Jobless Claims Jump Up By 36K, Could Signal a Weaker Economic Recovery Ahead

This morning's disappointing jobless claims number hints that the jig is up and the economy's set for another dip. There is no way to put a rosy spin on this morning's news that new claims for jobless benefits increased. Initial claims jumped up by 36,000 to 482,000 for last week (the week through Jan 16th).

This morning’s disappointing jobless claims number hints that the jig is up and the economy’s set for another dip. There is no way to put a rosy spin on this morning’s news that new claims for jobless benefits increased. Initial claims jumped up by 36,000 to 482,000 for last week (the week through Jan 16th). It is difficult to put a rosy spin on this morning’s news that new claims for jobless benefits increased. Let’s look at a few reasons this weeks initial claims report is cause for concern for the economic recover which many government officials claim is under way. 

First, last week’s initial claims increase is the biggest weekly jump in absolute terms since early May 2009. It is also the largest weekly percentage rise since January 2009. The third reason for concern is the increase to 482,000 initial claims last week is slightly higher than the previous peak of 480,000 we saw in mid-December. The trend seems to be changing and the pace of layoffs is not slowing as much as expected.

The optimistic spin is that last week’s surge in initial claims is still only statistical noise in a broader trend of still-falling jobless claims. And the hope is basically one of remembering that weekly jobless claims numbers can be quite volatile, up and down. Many media outlets used the term “unexpectedly jumped” today in their headline when reporting this week’s initial claims number. I do not think anyone should be shocked by the higher claims, our road to recovery will be a longer road then the one some government officials and the media portray. These current levels of initial claims is still associated with net declines in payrolls, however the declines are getting smaller over time. For the economy to show a net addition of jobs we will need to see initial claims drop to a level of about mid to upper 300K on a consistent basis.

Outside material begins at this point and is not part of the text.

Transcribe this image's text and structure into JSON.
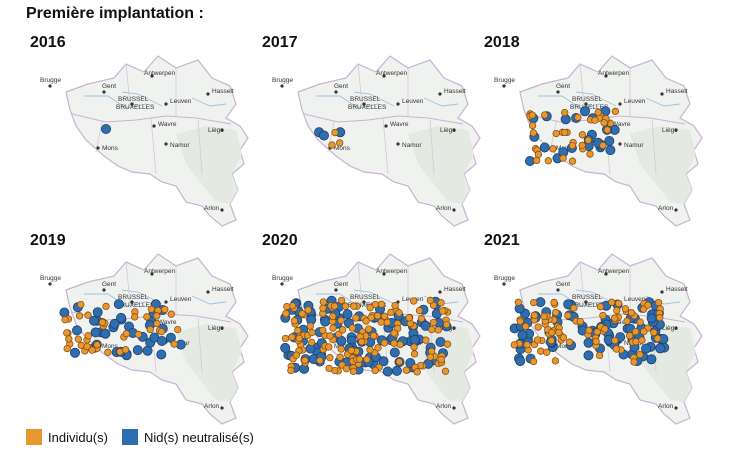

Other explanations offered to explain the jump in initial claims is that they are due to   administrative backlogs which piled up during the holidays. Could be but until we see more numbers in the weeks ahead we really don’t know if today’s number is a blip or a trend change and a sign of new troubles which could signal a double dip recession.

A big test still lies ahead for the economy. Having rebounded from the brink of a depression of late-2008 & early 2009, the challenge now is one of creating and sustaining growth that ends up as a net plus in job gains. That's going to be a much tougher job than running the Feds printing presses which spit out greenbacks.

Meanwhile, the potential for mixed sentiment is lurking. The first estimate of GDP is scheduled to be release next week on Friday January 29th which promises to create a bullish aura that may be misplaced. It is not unreasonable to expect a strong fourth-quarter GDP number, which will most likely be revised lower later like Q3 was.